Updated: Oct 18, 2020
Today hasn't been the best of days. Occasionally I loose faith in my own ability to to perform at the pace I think I need to.
There's no evidence to justify those feelings, and I know its my dark passenger playing tricks on me again but it feels so real. I also know it's a little more complicated than that and I should show a little more self compassion (I'm sure I wrote a blog about that!).
We all have a part in our brain called the Amygdala, it's the bit that processes our emotions and is linked to our fear responses. For people who have suffered severe trauma and end up with PTSD / CPTSD, the Amygdala is larger, causing over stimulus to events around us that the "normal" person might think are insignificant. When you add further complexities around core beliefs (I'm not good enough, I'm worthless, I'm stupid etc), it's an absolute crisis in the making.
This is pretty much where I'm at right now. The ongoing battle between fight, flight, flop & fawn responses and being able to identify when something isn't a threat becomes simply exhausting. I've talked about it before, where my day goes from 0 to -100 in a blink of an eye and there's no gradual drop, it's all or nothing.
When you factor in all the other important elements to keep the daily plates spinning (meditation, exercise, healthy eating, enough sleep, talking about problems when they arise), that in itself is just knackering. The other frustration to all of this is it's new territory, not just to me but those around me. Every day I'm finding new quirks, learning more about the condition and finding other ways to cope. But its hard, really hard and there are days I feel like I don't have the strength to do it.

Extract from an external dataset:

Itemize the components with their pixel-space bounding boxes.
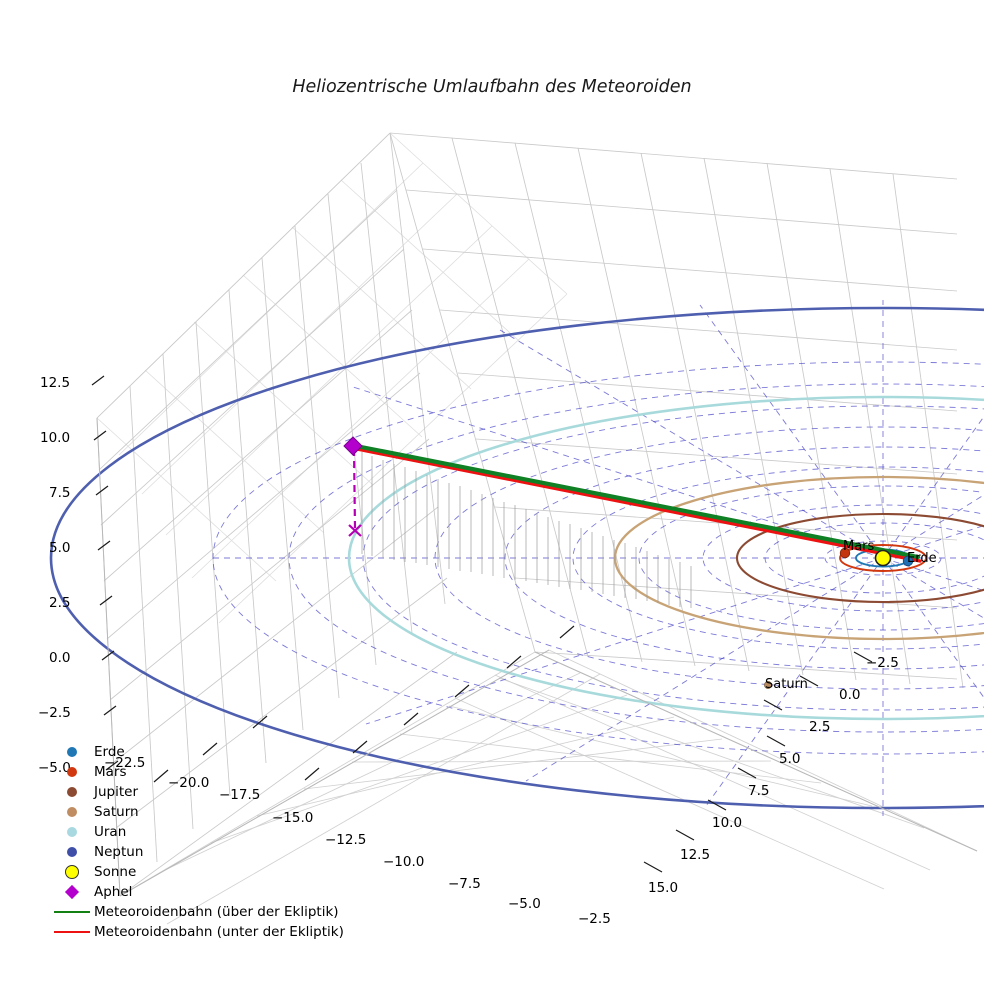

My ongoing arguments in my head are whether I really am capable to continue the things I do, or do I need to slow down a bit? Complex PTSD seems more "complex" now than it ever did. The ironic thing being I've made it through the hardest bit of therapy, processed the most horrific traumatic events and come out the other side fighting for a new life. The difficulty now is I don't really know what to do (apparently that's also normal).
I continue to be eternally grateful to my wife, psychologist and work colleagues (friends) who listen to me, and support me through each bump in the road. I honestly couldn't do it without you.
Tomorrow is another day, but that voice in the back of my head keeps on at me, that maybe something still needs to change. The balance is off and I'm struggling. Please send help.